I was working on branch feature1 and accidentally made a new branch feature2 without switching back to master first. Then I added a commit and pushed it to GitHub.
Now a PR that I submitted based on feature2 includes commit D, which it shouldn't.
I want to move feature2 so it's a direct descendant of master and no longer includes commit D.
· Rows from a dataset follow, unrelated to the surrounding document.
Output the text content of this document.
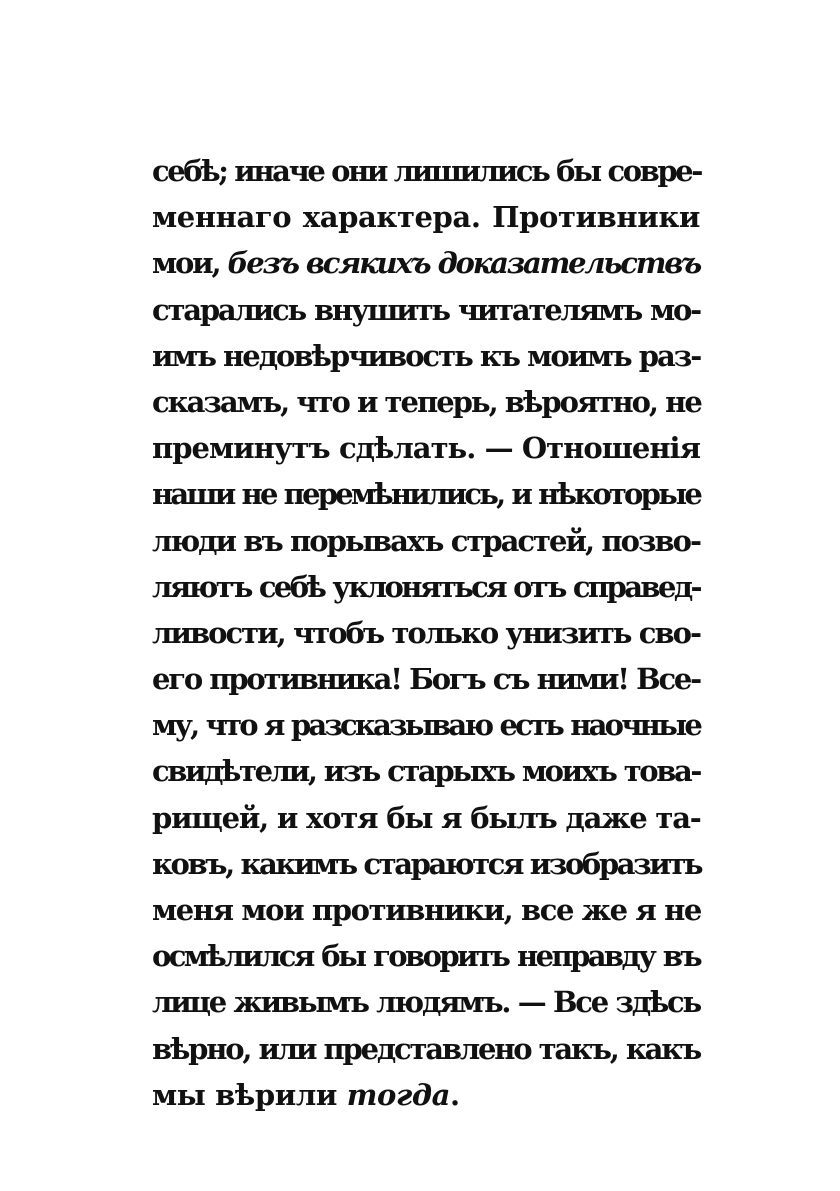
себѣ; иначе они лишились бы совре-
меннаго характера. Противники
мои, безъ всякихъ доказательствъ
старались внушить читателямъ мо-
имъ недовѣрчивость къ моимъ раз-
сказамъ, что и теперь, вѣроятно, не
преминутъ сдѣлать. — Отношенія
наши не перемѣнились, и нѣкоторые
люди въ порывахъ страстей, позво-
ляютъ себѣ уклоняться отъ справед-
ливости, чтобъ только унизить сво-
его противника! Богъ съ ними! Все-
му, что я разсказываю есть наочные
свидѣтели, изъ старыхъ моихъ това-
рищей, и хотя бы я былъ даже та-
ковъ, какимъ стараются изобразить
меня мои противники, все же я не
осмѣлился бы говорить неправду въ
лице живымъ людямъ. — Все здѣсь
вѣрно, или представлено такъ, какъ
мы вѣрили тогда.
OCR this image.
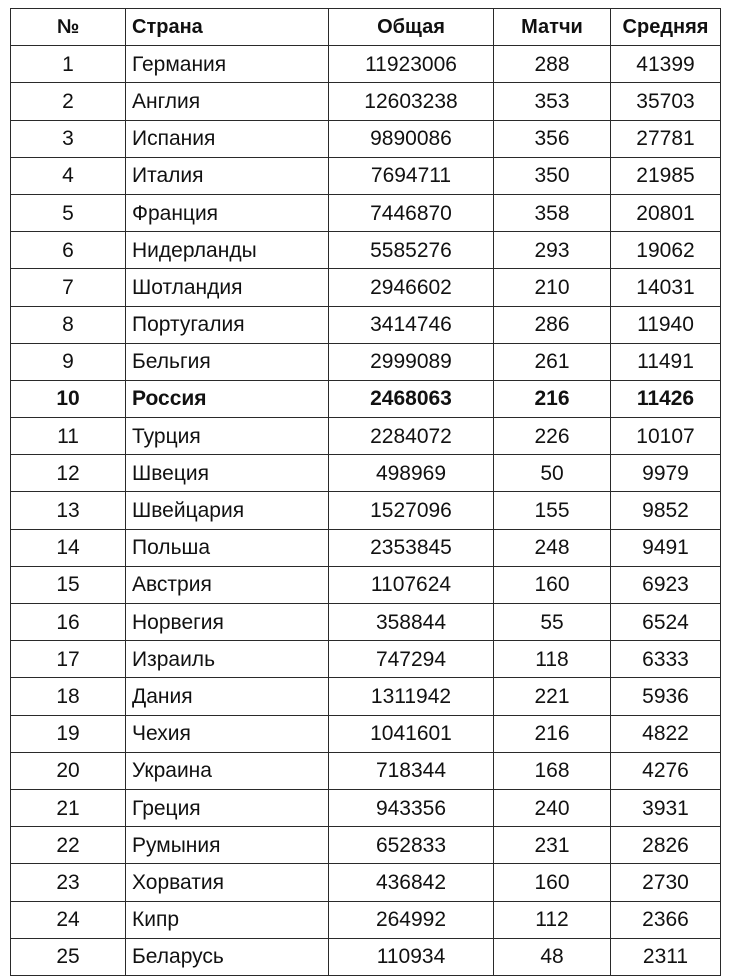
№	Страна	Общая	Матчи	Средняя
1	Германия	11923006	288	41399
2	Англия	12603238	353	35703
3	Испания	9890086	356	27781
4	Италия	7694711	350	21985
5	Франция	7446870	358	20801
6	Нидерланды	5585276	293	19062
7	Шотландия	2946602	210	14031
8	Португалия	3414746	286	11940
9	Бельгия	2999089	261	11491
10	Россия	2468063	216	11426
11	Турция	2284072	226	10107
12	Швеция	498969	50	9979
13	Швейцария	1527096	155	9852
14	Польша	2353845	248	9491
15	Австрия	1107624	160	6923
16	Норвегия	358844	55	6524
17	Израиль	747294	118	6333
18	Дания	1311942	221	5936
19	Чехия	1041601	216	4822
20	Украина	718344	168	4276
21	Греция	943356	240	3931
22	Румыния	652833	231	2826
23	Хорватия	436842	160	2730
24	Кипр	264992	112	2366
25	Беларусь	110934	48	2311
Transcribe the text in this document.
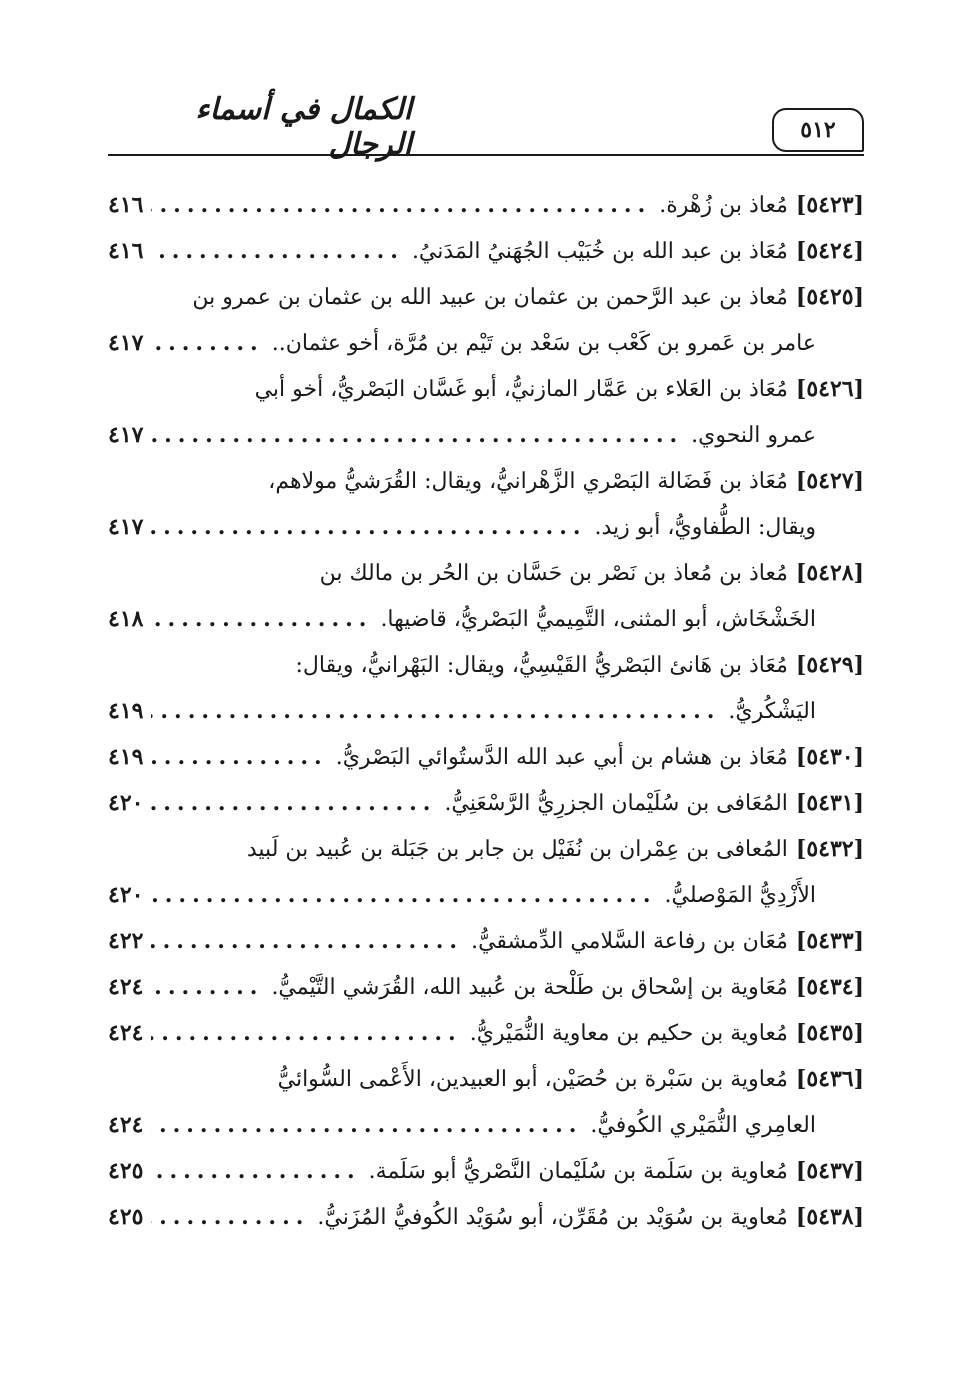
٥١٢
الكمال في أسماء الرجال
[٥٤٢٣]
مُعاذ بن زُهْرة.
.....
٤١٦
[٥٤٢٤]
مُعَاذ بن عبد الله بن خُبَيْب الجُهَنيُ المَدَنيُ.
.....
٤١٦
[٥٤٢٥]
مُعاذ بن عبد الرَّحمن بن عثمان بن عبيد الله بن عثمان بن عمرو بن
عامر بن عَمرو بن كَعْب بن سَعْد بن تَيْم بن مُرَّة، أخو عثمان..
.....
٤١٧
[٥٤٢٦]
مُعَاذ بن العَلاء بن عَمَّار المازنيُّ، أبو غَسَّان البَصْريُّ، أخو أبي
عمرو النحوي.
.....
٤١٧
[٥٤٢٧]
مُعَاذ بن فَضَالة البَصْري الزَّهْرانيُّ، ويقال: القُرَشيُّ مولاهم،
ويقال: الطُّفاويُّ، أبو زيد.
.....
٤١٧
[٥٤٢٨]
مُعاذ بن مُعاذ بن نَصْر بن حَسَّان بن الحُر بن مالك بن
الخَشْخَاش، أبو المثنى، التَّمِيميُّ البَصْريُّ، قاضيها.
.....
٤١٨
[٥٤٢٩]
مُعَاذ بن هَانئ البَصْريُّ القَيْسِيُّ، ويقال: البَهْرانيُّ، ويقال:
اليَشْكُريُّ.
.....
٤١٩
[٥٤٣٠]
مُعَاذ بن هشام بن أبي عبد الله الدَّستُوائي البَصْريُّ.
.....
٤١٩
[٥٤٣١]
المُعَافى بن سُلَيْمان الجزرِيُّ الرَّسْعَنِيُّ.
.....
٤٢٠
[٥٤٣٢]
المُعافى بن عِمْران بن نُفَيْل بن جابر بن جَبَلة بن عُبيد بن لَبيد
الأَزْدِيُّ المَوْصليُّ.
.....
٤٢٠
[٥٤٣٣]
مُعَان بن رفاعة السَّلامي الدِّمشقيُّ.
.....
٤٢٢
[٥٤٣٤]
مُعَاوية بن إسْحاق بن طَلْحة بن عُبيد الله، القُرَشي التَّيْميُّ.
.....
٤٢٤
[٥٤٣٥]
مُعاوية بن حكيم بن معاوية النُّمَيْريُّ.
.....
٤٢٤
[٥٤٣٦]
مُعاوية بن سَبْرة بن حُصَيْن، أبو العبيدين، الأَعْمى السُّوائيُّ
العامِري النُّمَيْري الكُوفيُّ.
.....
٤٢٤
[٥٤٣٧]
مُعاوية بن سَلَمة بن سُلَيْمان النَّصْريُّ أبو سَلَمة.
.....
٤٢٥
[٥٤٣٨]
مُعاوية بن سُوَيْد بن مُقَرِّن، أبو سُوَيْد الكُوفيُّ المُزَنيُّ.
.....
٤٢٥
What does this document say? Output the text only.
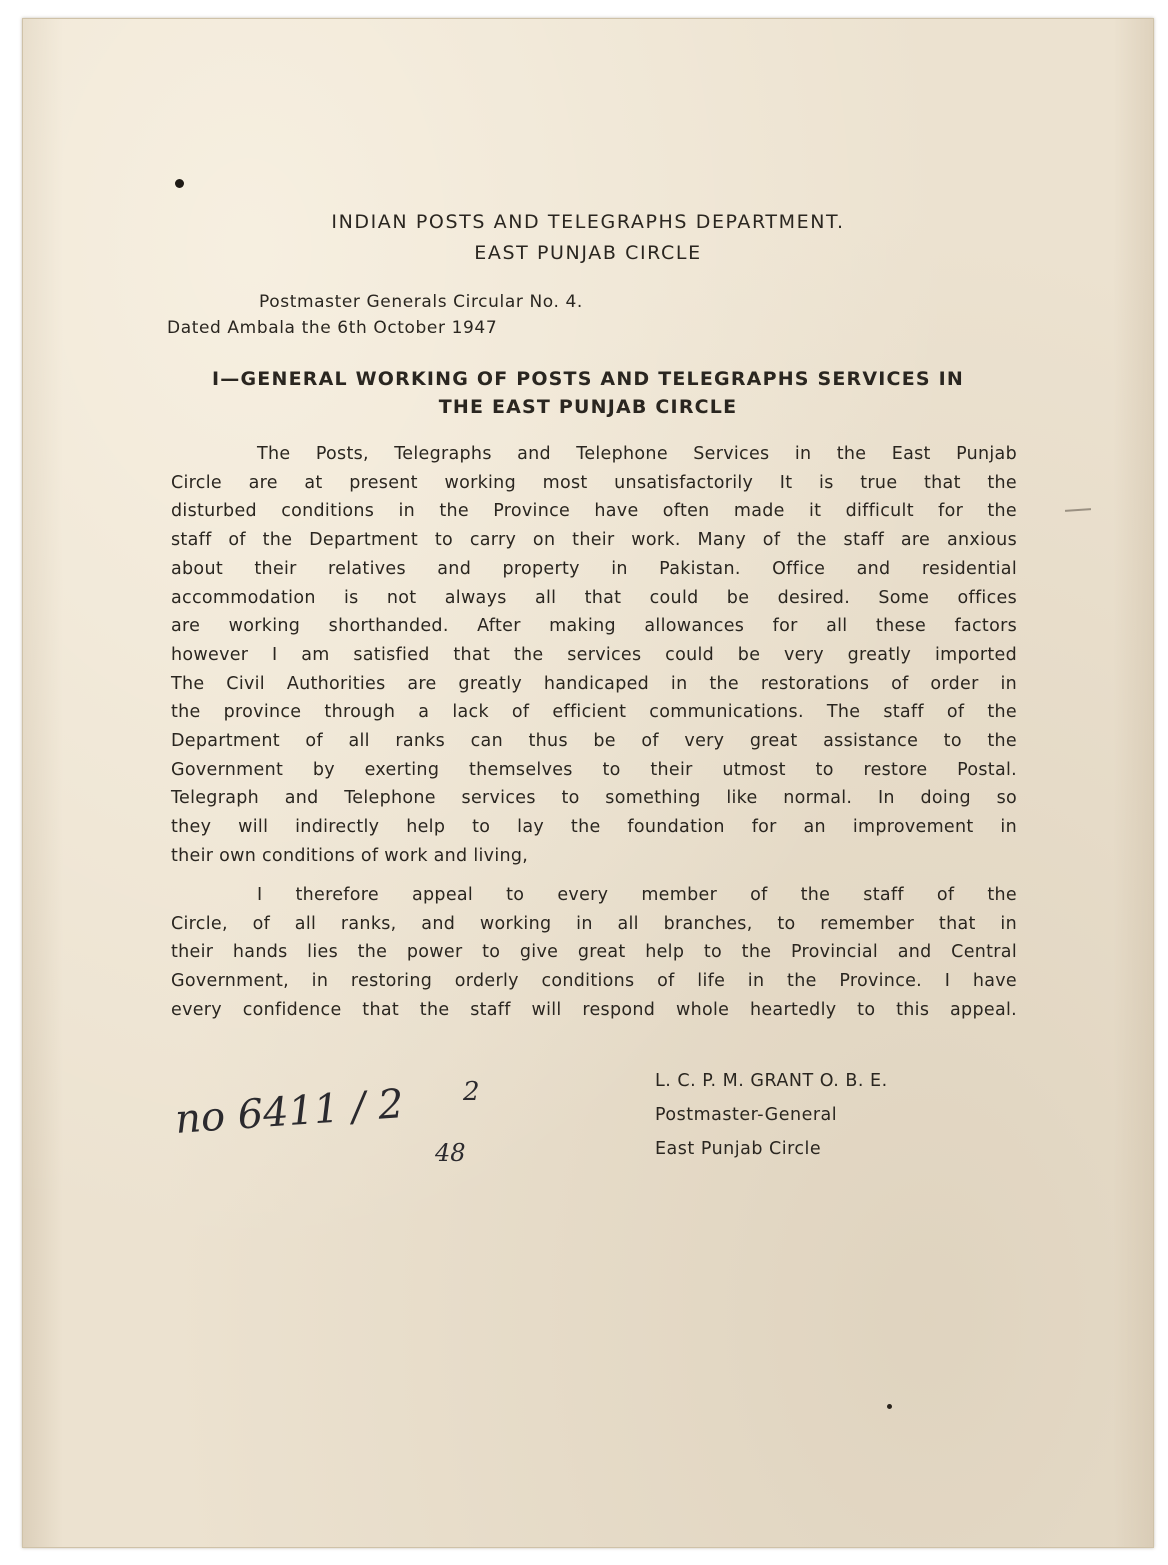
INDIAN POSTS AND TELEGRAPHS DEPARTMENT.
EAST PUNJAB CIRCLE
Postmaster Generals Circular No. 4.
Dated Ambala the 6th October 1947
I—GENERAL WORKING OF POSTS AND TELEGRAPHS SERVICES IN
THE EAST PUNJAB CIRCLE
The Posts, Telegraphs and Telephone Services in the East Punjab
Circle are at present working most unsatisfactorily It is true that the
disturbed conditions in the Province have often made it difficult for the
staff of the Department to carry on their work. Many of the staff are anxious
about their relatives and property in Pakistan. Office and residential
accommodation is not always all that could be desired. Some offices
are working shorthanded. After making allowances for all these factors
however I am satisfied that the services could be very greatly imported
The Civil Authorities are greatly handicaped in the restorations of order in
the province through a lack of efficient communications. The staff of the
Department of all ranks can thus be of very great assistance to the
Government by exerting themselves to their utmost to restore Postal.
Telegraph and Telephone services to something like normal. In doing so
they will indirectly help to lay the foundation for an improvement in
their own conditions of work and living,
I therefore appeal to every member of the staff of the
Circle, of all ranks, and working in all branches, to remember that in
their hands lies the power to give great help to the Provincial and Central
Government, in restoring orderly conditions of life in the Province. I have
every confidence that the staff will respond whole heartedly to this appeal.
L. C. P. M. GRANT O. B. E.
Postmaster-General
East Punjab Circle
no 6411 / 2 2
48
To illustrate, I want to turn this:
┌─────────────┐ ┌─────┐ ┌─────┐ ┌─────┐
│ master │────▶│ A │───▶│ B │───▶│ C │
└─────────────┘ └─────┘ └─────┘ └─────┘
╲
╲ ┌───────────┐ ┌─────┐
╲──────▶│ feature1 │───▶│ D │
└───────────┘ └─────┘
╲
╲ ┌───────────┐ ┌─────┐
╲───▶│ feature2 │───▶│ E │
└───────────┘ └─────┘
To this:
┌───────────┐ ┌─────┐
╱─────────────────────────────▶│ feature2 │───▶│ E │
╱ └───────────┘ └─────┘
╱
┌─────────────┐ ┌─────┐ ┌─────┐ ┌─────┐
│ master │────▶│ A │───▶│ B │───▶│ C │
└─────────────┘ └─────┘ └─────┘ └─────┘
╲
╲ ┌───────────┐ ┌─────┐
╲──────▶│ feature1 │────▶│ D │
└───────────┘ └─────┘
I read Move the most recent commit(s) to a new branch with Git. I'm sure the answer is in there somewhere, but among the dozens of replies I couldn't find one that seemed accurate and safe for this case.